Importantly, Reducto gives the team confidence that their RAG applications are grounded in complete and accurate context. Instead of losing information in messy PDFs or skipping over visuals, Reducto produces clean, well-structured chunks and offers figure summaries that produce better results.
Built for air-gapped, mission-critical environments
During the Public Sector team’s search for an external solution, one requirement was non-negotiable: the product had to support on-premises deployment to safeguard highly sensitive government data. As the team put it, they needed a system capable of operating “in an air-gapped environment.”
“We work with a lot of government customers who have very strict requirements around data security and privacy. We needed to make sure that we could deploy this in a way that met those requirements,” Kyra explained.
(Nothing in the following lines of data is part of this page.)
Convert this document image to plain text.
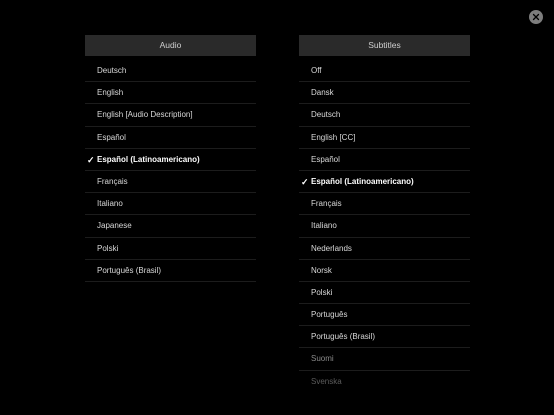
Audio
Deutsch
English
English [Audio Description]
Español
✓ Español (Latinoamericano)
Français
Italiano
Japanese
Polski
Português (Brasil)
Subtitles
Off
Dansk
Deutsch
English [CC]
Español
✓ Español (Latinoamericano)
Français
Italiano
Nederlands
Norsk
Polski
Português
Português (Brasil)
Suomi
Svenska
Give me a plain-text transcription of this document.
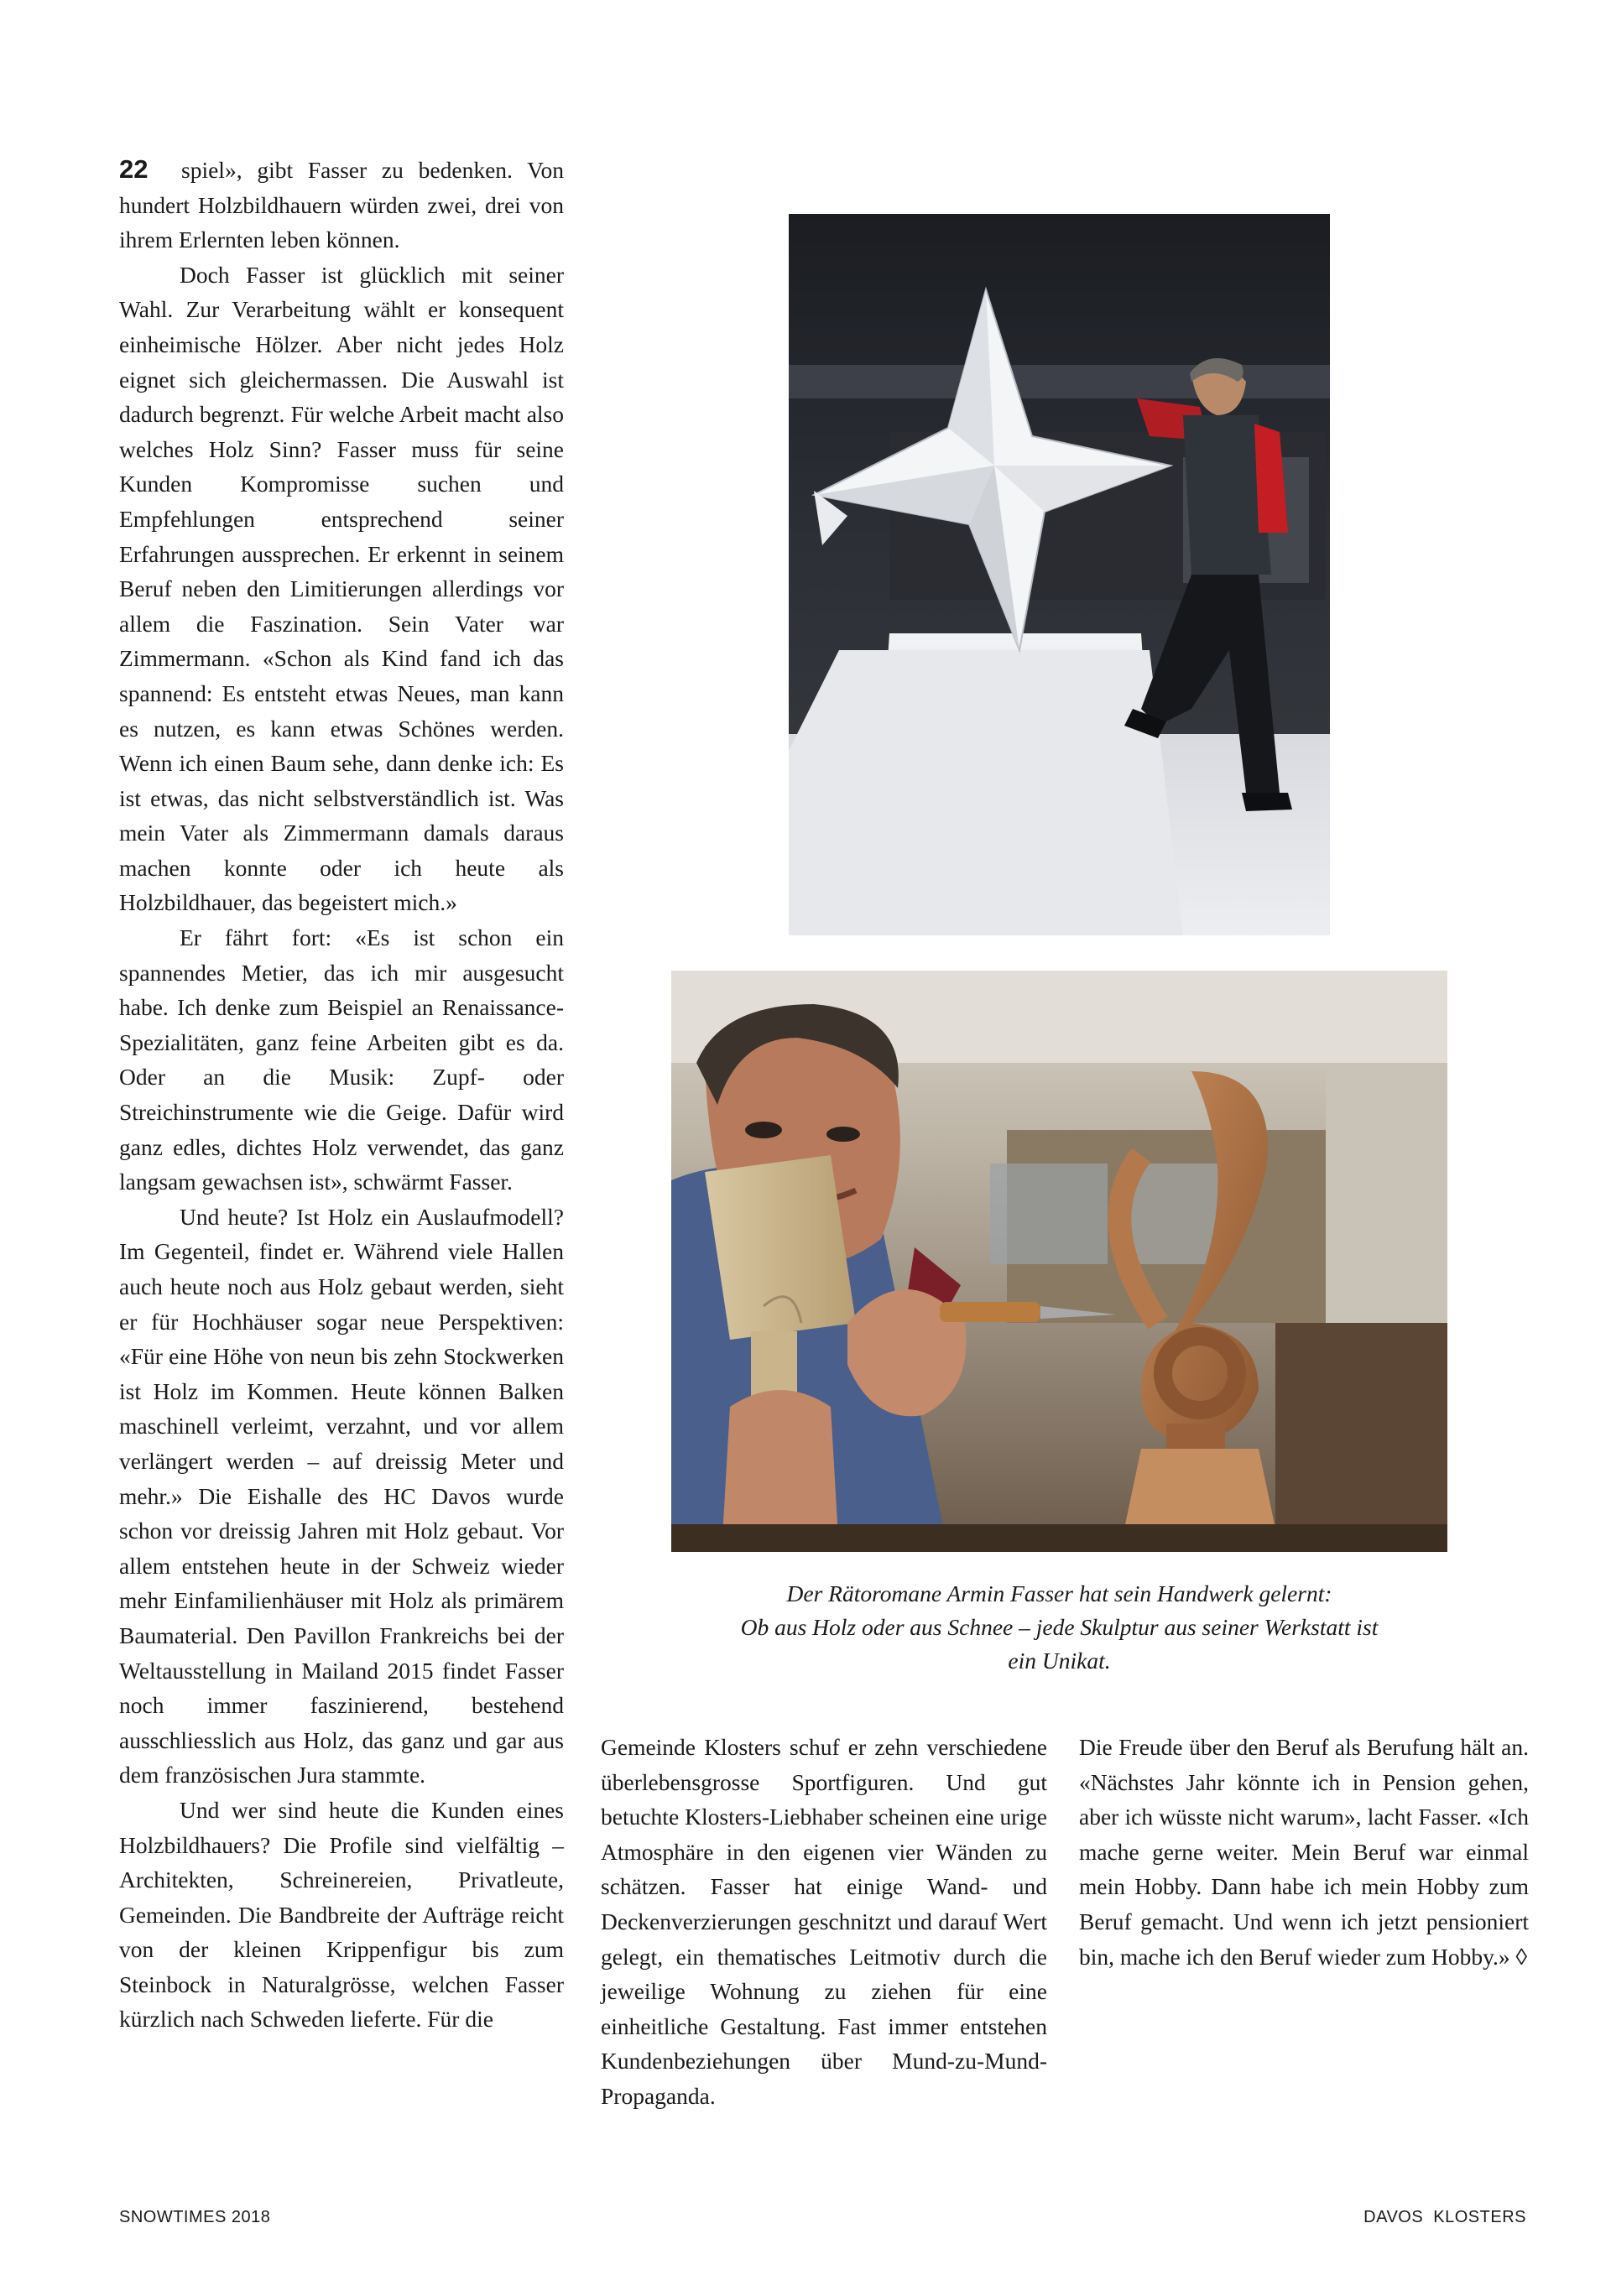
22	spiel», gibt Fasser zu bedenken. Von hundert Holzbildhauern würden zwei, drei von ihrem Erlernten leben können.

Doch Fasser ist glücklich mit seiner Wahl. Zur Verarbeitung wählt er konsequent einheimische Hölzer. Aber nicht jedes Holz eignet sich gleichermassen. Die Auswahl ist dadurch begrenzt. Für welche Arbeit macht also welches Holz Sinn? Fasser muss für seine Kunden Kompromisse suchen und Empfehlungen entsprechend seiner Erfahrungen aussprechen. Er erkennt in seinem Beruf neben den Limitierungen allerdings vor allem die Faszination. Sein Vater war Zimmermann. «Schon als Kind fand ich das spannend: Es entsteht etwas Neues, man kann es nutzen, es kann etwas Schönes werden. Wenn ich einen Baum sehe, dann denke ich: Es ist etwas, das nicht selbstverständlich ist. Was mein Vater als Zimmermann damals daraus machen konnte oder ich heute als Holzbildhauer, das begeistert mich.»

Er fährt fort: «Es ist schon ein spannendes Metier, das ich mir ausgesucht habe. Ich denke zum Beispiel an Renaissance-Spezialitäten, ganz feine Arbeiten gibt es da. Oder an die Musik: Zupf- oder Streichinstrumente wie die Geige. Dafür wird ganz edles, dichtes Holz verwendet, das ganz langsam gewachsen ist», schwärmt Fasser.

Und heute? Ist Holz ein Auslaufmodell? Im Gegenteil, findet er. Während viele Hallen auch heute noch aus Holz gebaut werden, sieht er für Hochhäuser sogar neue Perspektiven: «Für eine Höhe von neun bis zehn Stockwerken ist Holz im Kommen. Heute können Balken maschinell verleimt, verzahnt, und vor allem verlängert werden – auf dreissig Meter und mehr.» Die Eishalle des HC Davos wurde schon vor dreissig Jahren mit Holz gebaut. Vor allem entstehen heute in der Schweiz wieder mehr Einfamilienhäuser mit Holz als primärem Baumaterial. Den Pavillon Frankreichs bei der Weltausstellung in Mailand 2015 findet Fasser noch immer faszinierend, bestehend ausschliesslich aus Holz, das ganz und gar aus dem französischen Jura stammte.

Und wer sind heute die Kunden eines Holzbildhauers? Die Profile sind vielfältig – Architekten, Schreinereien, Privatleute, Gemeinden. Die Bandbreite der Aufträge reicht von der kleinen Krippenfigur bis zum Steinbock in Naturalgrösse, welchen Fasser kürzlich nach Schweden lieferte. Für die

Der Rätoromane Armin Fasser hat sein Handwerk gelernt:
Ob aus Holz oder aus Schnee – jede Skulptur aus seiner Werkstatt ist
ein Unikat.

Gemeinde Klosters schuf er zehn verschiedene überlebensgrosse Sportfiguren. Und gut betuchte Klosters-Liebhaber scheinen eine urige Atmosphäre in den eigenen vier Wänden zu schätzen. Fasser hat einige Wand- und Deckenverzierungen geschnitzt und darauf Wert gelegt, ein thematisches Leitmotiv durch die jeweilige Wohnung zu ziehen für eine einheitliche Gestaltung. Fast immer entstehen Kundenbeziehungen über Mund-zu-Mund-Propaganda.

Die Freude über den Beruf als Berufung hält an. «Nächstes Jahr könnte ich in Pension gehen, aber ich wüsste nicht warum», lacht Fasser. «Ich mache gerne weiter. Mein Beruf war einmal mein Hobby. Dann habe ich mein Hobby zum Beruf gemacht. Und wenn ich jetzt pensioniert bin, mache ich den Beruf wieder zum Hobby.» ◊

SNOWTIMES 2018	DAVOS  KLOSTERS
Beyond security, the team also had highly specific technical requirements. The workflows had to run efficiently under tight GPU constraints, integrate with approved cloud providers, and support the small set of models authorized for use in high-side environments.
Fortunately, Reducto was able to fit Scale’s needs. Its on-premises deployment option allowed the team to run securely inside air-gapped environments, and Reducto also integrated with the cloud providers and approved models, giving the team a solution that was both operationally feasible and fully compliant.
Enabling Scale AI’s Next Chapter
Strategically, Donovan represents Scale’s next step beyond its roots in data annotation toward full-lifecycle deployment of model-driven agents. Customers that need these agents, like those in the Public Sector and Enterprise, require not only high-quality data, but also secure systems capable of turning unstructured information into actionable insights.
Reducto has become an important piece of the solution development. By providing a robust yet flexible document-processing foundation for both the Public Sector and Enterprise teams, Reducto enables Scale to take on increasingly complex customer workloads without sacrificing accuracy or compliance.
As Scale continues to grow, Reducto is honored to be an important partner to deliver end-to-end AI solutions that meet the needs of the most document-heavy verticals.